『サイクロプス討伐』

 地図が示す『紅霧の森』王城があるあの街から北東に位置するその方角を眺め、視覚範囲内を転移しながらリースを伴って移動する。

 紅霧の森に行ったことがないから地道な手段で転移しないといけないが、それでも秒速1~2kmの速度で移動できる。とても速い。


 そうこうして移動すること数分。

 どこか不吉さを感じさせる禍々しい紅い霧が花粉のように浮かび上がる森が見えた。


「これが、紅霧の森。……ねえ、あの紅い霧吸ったら毒なんじゃないの?」


「いえ、あの紅い霧は魔界杉の花粉です。吸ってどうこうなるようなものではありません」


 ああ、本当に花粉だったんだ。

 俺は花粉症と言うわけじゃないけど、それでもあそこに入ればくしゃみの一つは出てしまいそうだった。

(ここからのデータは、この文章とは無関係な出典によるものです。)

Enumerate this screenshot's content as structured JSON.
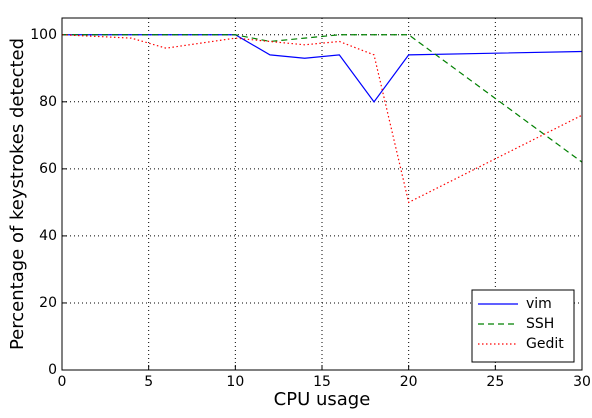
{
  "chart_data": {
    "type": "line",
    "x_label": "CPU usage",
    "y_label": "Percentage of keystrokes detected",
    "x": [
      0,
      2,
      4,
      6,
      8,
      10,
      12,
      14,
      16,
      18,
      20,
      25,
      30
    ],
    "series": [
      {
        "name": "vim",
        "color": "#0000ff",
        "dash": "solid",
        "values": [
          100,
          100,
          100,
          100,
          100,
          100,
          94,
          93,
          94,
          80,
          94,
          94.5,
          95
        ]
      },
      {
        "name": "SSH",
        "color": "#008000",
        "dash": "dashed",
        "values": [
          100,
          100,
          100,
          100,
          100,
          100,
          98,
          99,
          100,
          100,
          100,
          81,
          62
        ]
      },
      {
        "name": "Gedit",
        "color": "#ff0000",
        "dash": "dotted",
        "values": [
          100,
          99.5,
          99,
          96,
          97.5,
          99,
          98,
          97,
          98,
          94,
          50,
          63,
          76
        ]
      }
    ],
    "xlim": [
      0,
      30
    ],
    "xticks": [
      0,
      5,
      10,
      15,
      20,
      25,
      30
    ],
    "ylim": [
      0,
      105
    ],
    "yticks": [
      0,
      20,
      40,
      60,
      80,
      100
    ],
    "grid": true,
    "legend": "lower right"
  }
}
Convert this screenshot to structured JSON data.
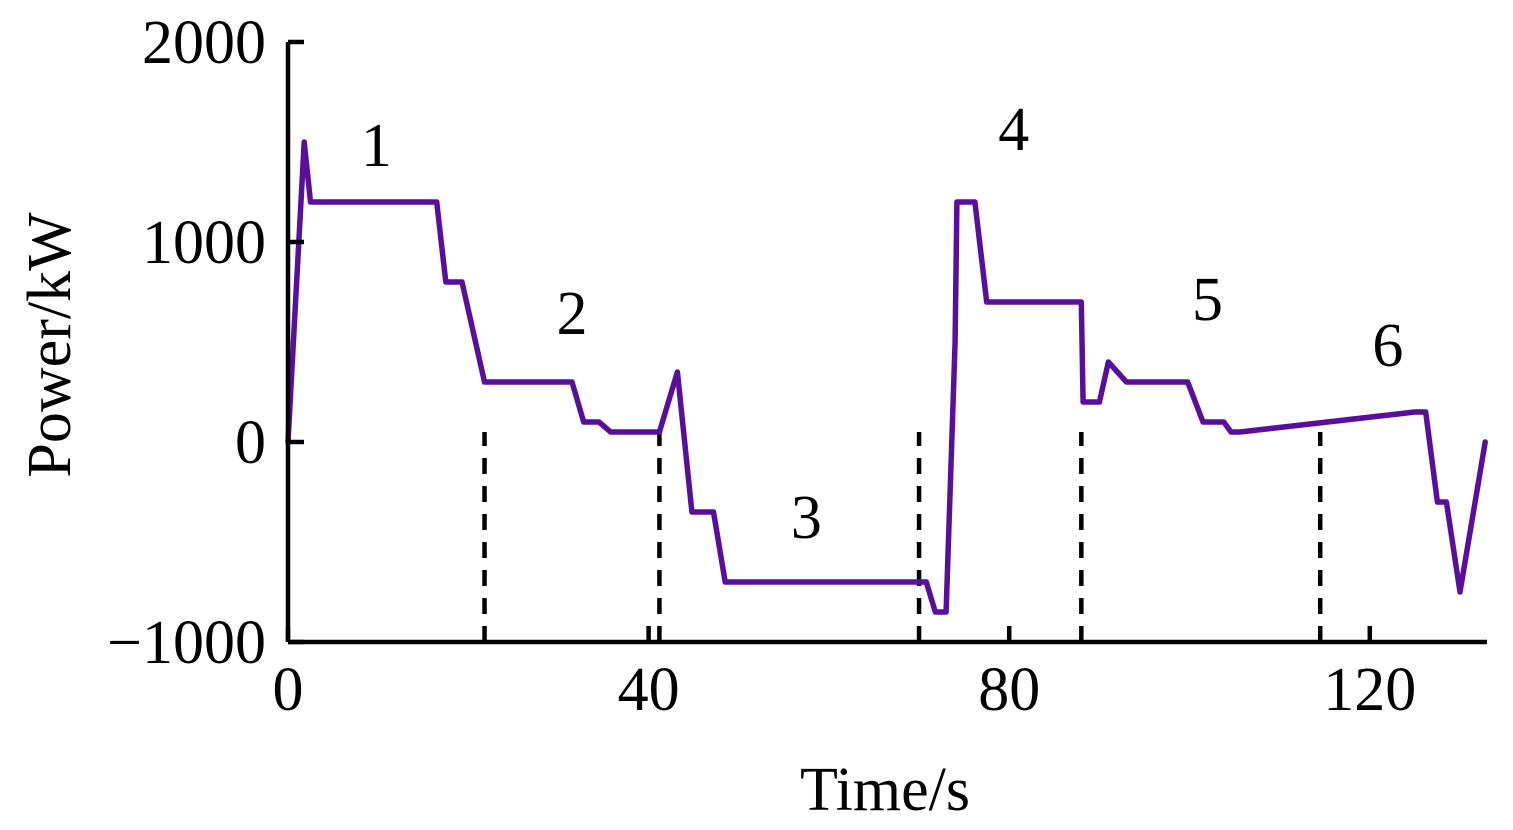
{
  "chart_data": {
    "type": "line",
    "title": "",
    "xlabel": "Time/s",
    "ylabel": "Power/kW",
    "xlim": [
      0,
      133
    ],
    "ylim": [
      -1000,
      2000
    ],
    "xticks": [
      0,
      40,
      80,
      120
    ],
    "yticks": [
      -1000,
      0,
      1000,
      2000
    ],
    "xtick_labels": [
      "0",
      "40",
      "80",
      "120"
    ],
    "ytick_labels": [
      "−1000",
      "0",
      "1000",
      "2000"
    ],
    "grid": false,
    "legend": "none",
    "series": [
      {
        "color": "#5a0f9b",
        "x": [
          0,
          1.8,
          2.5,
          16.5,
          17.5,
          19.3,
          21.8,
          31.5,
          32.8,
          34.5,
          35.8,
          41.2,
          43.2,
          44.8,
          47.2,
          48.5,
          70.8,
          71.8,
          73,
          74,
          74.2,
          76.2,
          77.5,
          88,
          88.2,
          90,
          91,
          93,
          93.8,
          99.8,
          101.5,
          103.8,
          104.6,
          105.6,
          125,
          126.2,
          127.5,
          128.5,
          130,
          132.8
        ],
        "y": [
          0,
          1500,
          1200,
          1200,
          800,
          800,
          300,
          300,
          100,
          100,
          50,
          50,
          350,
          -350,
          -350,
          -700,
          -700,
          -850,
          -850,
          500,
          1200,
          1200,
          700,
          700,
          200,
          200,
          400,
          300,
          300,
          300,
          100,
          100,
          50,
          50,
          150,
          150,
          -300,
          -300,
          -750,
          0
        ]
      }
    ],
    "boundaries": [
      21.8,
      41.2,
      70,
      88,
      114.5
    ],
    "segment_labels": [
      {
        "text": "1",
        "x": 9.8,
        "y": 1380
      },
      {
        "text": "2",
        "x": 31.5,
        "y": 540
      },
      {
        "text": "3",
        "x": 57.5,
        "y": -480
      },
      {
        "text": "4",
        "x": 80.5,
        "y": 1460
      },
      {
        "text": "5",
        "x": 102,
        "y": 610
      },
      {
        "text": "6",
        "x": 122,
        "y": 380
      }
    ]
  }
}
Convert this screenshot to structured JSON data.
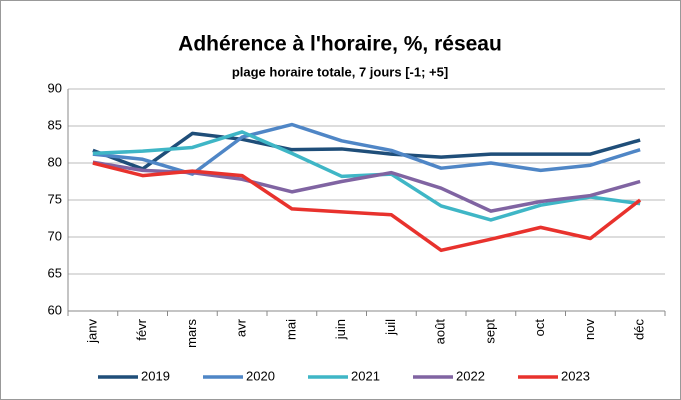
{
  "chart_data": {
    "type": "line",
    "title": "Adhérence à l'horaire, %, réseau",
    "subtitle": "plage horaire totale, 7 jours [-1; +5]",
    "categories": [
      "janv",
      "févr",
      "mars",
      "avr",
      "mai",
      "juin",
      "juil",
      "août",
      "sept",
      "oct",
      "nov",
      "déc"
    ],
    "series": [
      {
        "name": "2019",
        "color": "#1f4e79",
        "values": [
          81.7,
          79.2,
          84.0,
          83.2,
          81.8,
          81.9,
          81.2,
          80.8,
          81.2,
          81.2,
          81.2,
          83.1
        ]
      },
      {
        "name": "2020",
        "color": "#4f86c6",
        "values": [
          81.2,
          80.5,
          78.5,
          83.5,
          85.2,
          83.0,
          81.7,
          79.3,
          80.0,
          79.0,
          79.7,
          81.8
        ]
      },
      {
        "name": "2021",
        "color": "#3fb6c6",
        "values": [
          81.3,
          81.6,
          82.1,
          84.2,
          81.3,
          78.2,
          78.5,
          74.2,
          72.3,
          74.3,
          75.4,
          74.5
        ]
      },
      {
        "name": "2022",
        "color": "#8064a2",
        "values": [
          80.1,
          79.0,
          78.7,
          77.8,
          76.1,
          77.5,
          78.7,
          76.6,
          73.5,
          74.8,
          75.6,
          77.5
        ]
      },
      {
        "name": "2023",
        "color": "#e8322d",
        "values": [
          80.0,
          78.3,
          78.9,
          78.3,
          73.8,
          73.4,
          73.0,
          68.2,
          69.7,
          71.3,
          69.8,
          75.0
        ]
      }
    ],
    "ylim": [
      60,
      90
    ],
    "yticks": [
      60,
      65,
      70,
      75,
      80,
      85,
      90
    ],
    "grid": true
  }
}
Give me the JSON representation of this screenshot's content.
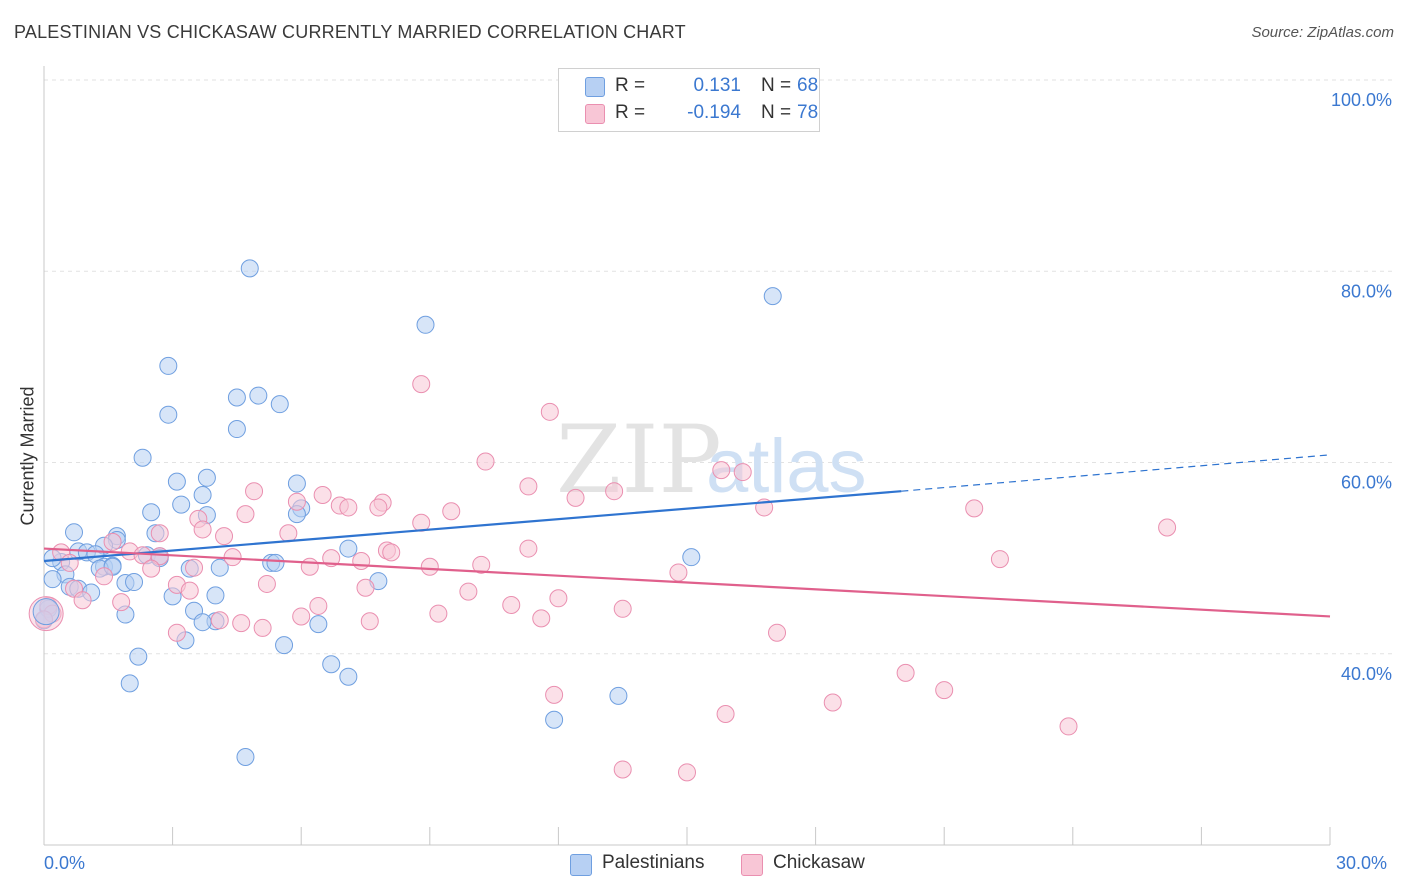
{
  "title": "PALESTINIAN VS CHICKASAW CURRENTLY MARRIED CORRELATION CHART",
  "source": "Source: ZipAtlas.com",
  "watermark": {
    "part1": "ZIP",
    "part2": "atlas"
  },
  "legend": {
    "rows": [
      {
        "r_label": "R =",
        "r_value": "0.131",
        "n_label": "N =",
        "n_value": "68",
        "fill": "#b7d0f3",
        "stroke": "#6f9fe0"
      },
      {
        "r_label": "R =",
        "r_value": "-0.194",
        "n_label": "N =",
        "n_value": "78",
        "fill": "#f8c6d6",
        "stroke": "#ea8fb0"
      }
    ]
  },
  "bottom_legend": {
    "palestinians": "Palestinians",
    "chickasaw": "Chickasaw"
  },
  "x_axis": {
    "min_label": "0.0%",
    "max_label": "30.0%"
  },
  "chart_data": {
    "type": "scatter",
    "title": "PALESTINIAN VS CHICKASAW CURRENTLY MARRIED CORRELATION CHART",
    "xlabel": "",
    "ylabel": "Currently Married",
    "xlim": [
      0,
      30
    ],
    "ylim": [
      20,
      100
    ],
    "y_ticks": [
      {
        "value": 100,
        "label": "100.0%"
      },
      {
        "value": 80,
        "label": "80.0%"
      },
      {
        "value": 60,
        "label": "60.0%"
      },
      {
        "value": 40,
        "label": "40.0%"
      }
    ],
    "x_tick_count": 10,
    "grid": "horizontal dashed",
    "legend_position": "top-center",
    "series": [
      {
        "name": "Palestinians",
        "color": "#6f9fe0",
        "fill": "#b7d0f3",
        "trend": {
          "x": [
            0.0,
            20.0
          ],
          "y": [
            49.7,
            57.0
          ],
          "dashed_extension": {
            "x": [
              20.0,
              30.0
            ],
            "y": [
              57.0,
              60.8
            ]
          },
          "color": "#2f74d0"
        },
        "points": [
          [
            4.8,
            80.3
          ],
          [
            17.0,
            77.4
          ],
          [
            8.9,
            74.4
          ],
          [
            2.9,
            70.1
          ],
          [
            4.5,
            66.8
          ],
          [
            5.0,
            67.0
          ],
          [
            5.5,
            66.1
          ],
          [
            2.9,
            65.0
          ],
          [
            4.5,
            63.5
          ],
          [
            2.3,
            60.5
          ],
          [
            3.1,
            58.0
          ],
          [
            3.8,
            58.4
          ],
          [
            5.9,
            57.8
          ],
          [
            3.7,
            56.6
          ],
          [
            3.2,
            55.6
          ],
          [
            6.0,
            55.2
          ],
          [
            2.5,
            54.8
          ],
          [
            3.8,
            54.5
          ],
          [
            5.9,
            54.6
          ],
          [
            0.7,
            52.7
          ],
          [
            1.7,
            52.3
          ],
          [
            2.6,
            52.6
          ],
          [
            1.7,
            51.9
          ],
          [
            1.4,
            51.3
          ],
          [
            7.1,
            51.0
          ],
          [
            0.8,
            50.7
          ],
          [
            1.0,
            50.6
          ],
          [
            1.2,
            50.4
          ],
          [
            2.4,
            50.3
          ],
          [
            2.7,
            50.2
          ],
          [
            2.7,
            50.0
          ],
          [
            0.4,
            49.6
          ],
          [
            1.4,
            49.1
          ],
          [
            1.6,
            49.2
          ],
          [
            5.3,
            49.5
          ],
          [
            5.4,
            49.5
          ],
          [
            3.4,
            48.9
          ],
          [
            15.1,
            50.1
          ],
          [
            1.3,
            48.9
          ],
          [
            1.6,
            49.1
          ],
          [
            0.5,
            48.3
          ],
          [
            0.2,
            47.8
          ],
          [
            1.9,
            47.4
          ],
          [
            2.1,
            47.5
          ],
          [
            0.6,
            47.0
          ],
          [
            7.8,
            47.6
          ],
          [
            0.8,
            46.8
          ],
          [
            1.1,
            46.4
          ],
          [
            3.0,
            46.0
          ],
          [
            4.0,
            46.1
          ],
          [
            3.5,
            44.5
          ],
          [
            1.9,
            44.1
          ],
          [
            4.0,
            43.4
          ],
          [
            3.7,
            43.3
          ],
          [
            6.4,
            43.1
          ],
          [
            3.3,
            41.4
          ],
          [
            5.6,
            40.9
          ],
          [
            2.2,
            39.7
          ],
          [
            6.7,
            38.9
          ],
          [
            7.1,
            37.6
          ],
          [
            2.0,
            36.9
          ],
          [
            13.4,
            35.6
          ],
          [
            11.9,
            33.1
          ],
          [
            4.7,
            29.2
          ],
          [
            0.1,
            44.7
          ],
          [
            0.0,
            43.5
          ],
          [
            0.2,
            50.0
          ],
          [
            4.1,
            49.0
          ]
        ]
      },
      {
        "name": "Chickasaw",
        "color": "#ea8fb0",
        "fill": "#f8c6d6",
        "trend": {
          "x": [
            0.0,
            30.0
          ],
          "y": [
            51.0,
            43.9
          ],
          "color": "#e0608c"
        },
        "points": [
          [
            8.8,
            68.2
          ],
          [
            11.8,
            65.3
          ],
          [
            10.3,
            60.1
          ],
          [
            15.8,
            59.2
          ],
          [
            16.3,
            59.0
          ],
          [
            11.3,
            57.5
          ],
          [
            4.9,
            57.0
          ],
          [
            13.3,
            57.0
          ],
          [
            6.5,
            56.6
          ],
          [
            12.4,
            56.3
          ],
          [
            5.9,
            55.9
          ],
          [
            7.9,
            55.8
          ],
          [
            6.9,
            55.5
          ],
          [
            7.1,
            55.3
          ],
          [
            7.8,
            55.3
          ],
          [
            16.8,
            55.3
          ],
          [
            21.7,
            55.2
          ],
          [
            9.5,
            54.9
          ],
          [
            4.7,
            54.6
          ],
          [
            3.6,
            54.1
          ],
          [
            8.8,
            53.7
          ],
          [
            26.2,
            53.2
          ],
          [
            3.7,
            53.0
          ],
          [
            2.7,
            52.6
          ],
          [
            5.7,
            52.6
          ],
          [
            4.2,
            52.3
          ],
          [
            11.3,
            51.0
          ],
          [
            1.6,
            51.7
          ],
          [
            2.0,
            50.7
          ],
          [
            0.4,
            50.6
          ],
          [
            2.3,
            50.3
          ],
          [
            8.0,
            50.8
          ],
          [
            8.1,
            50.6
          ],
          [
            2.7,
            50.2
          ],
          [
            4.4,
            50.1
          ],
          [
            6.7,
            50.0
          ],
          [
            7.4,
            49.7
          ],
          [
            0.6,
            49.5
          ],
          [
            22.3,
            49.9
          ],
          [
            3.5,
            49.0
          ],
          [
            10.2,
            49.3
          ],
          [
            2.5,
            48.9
          ],
          [
            9.0,
            49.1
          ],
          [
            6.2,
            49.1
          ],
          [
            14.8,
            48.5
          ],
          [
            1.4,
            48.1
          ],
          [
            3.1,
            47.2
          ],
          [
            5.2,
            47.3
          ],
          [
            7.5,
            46.9
          ],
          [
            0.7,
            46.8
          ],
          [
            3.4,
            46.6
          ],
          [
            9.9,
            46.5
          ],
          [
            0.9,
            45.6
          ],
          [
            1.8,
            45.4
          ],
          [
            12.0,
            45.8
          ],
          [
            6.4,
            45.0
          ],
          [
            10.9,
            45.1
          ],
          [
            13.5,
            44.7
          ],
          [
            9.2,
            44.2
          ],
          [
            6.0,
            43.9
          ],
          [
            11.6,
            43.7
          ],
          [
            7.6,
            43.4
          ],
          [
            4.6,
            43.2
          ],
          [
            5.1,
            42.7
          ],
          [
            3.1,
            42.2
          ],
          [
            17.1,
            42.2
          ],
          [
            20.1,
            38.0
          ],
          [
            21.0,
            36.2
          ],
          [
            11.9,
            35.7
          ],
          [
            18.4,
            34.9
          ],
          [
            15.9,
            33.7
          ],
          [
            23.9,
            32.4
          ],
          [
            13.5,
            27.9
          ],
          [
            15.0,
            27.6
          ],
          [
            0.1,
            45.0
          ],
          [
            0.2,
            44.2
          ],
          [
            0.0,
            43.6
          ],
          [
            4.1,
            43.5
          ]
        ]
      }
    ]
  }
}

「それで、サイクロプスの突然変異種とやらはどこにいるの?」


「それは解りません。サイクロプスも移動するので、こちらから探す必要があるでしょう。……所でソラ様。本当に、それが秘策なんですか?」


 リースは疑わし気に二つのボトルが入った青いバケツに視線をやる。


「ああ。俺の予想だと瞬殺できるとすら思ってるけど」


「……何度も言いますが、サイクロプスは非情に頑丈な生物です。物理攻撃にも魔法攻撃にも高い耐性を持っています。……そんな柔らかそうな素材のバケツでは、サイクロプスの中に転移させても大したダメージにならないと思います。

 それこそ私は、あの自動車と言うものをサイクロプスの体内に転移させる方がずっと確実だと思うのですが」


「嫌だよ、あんな高価なもの。高が一匹の魔物を倒すのに許容できる出費じゃない」


「……ソラ様はA+の依頼を舐めています。差し出がましいようですが、そうも慢心してると死にますよ?」


 リースは本気で心配している様子だった。

 転移ゲートの盾と言う最強の防御手段と、転移と言う最速の逃亡手段がある俺が、危ない目に遭うイメージは全然湧かないけど、それでも心配してくれるのは有難い。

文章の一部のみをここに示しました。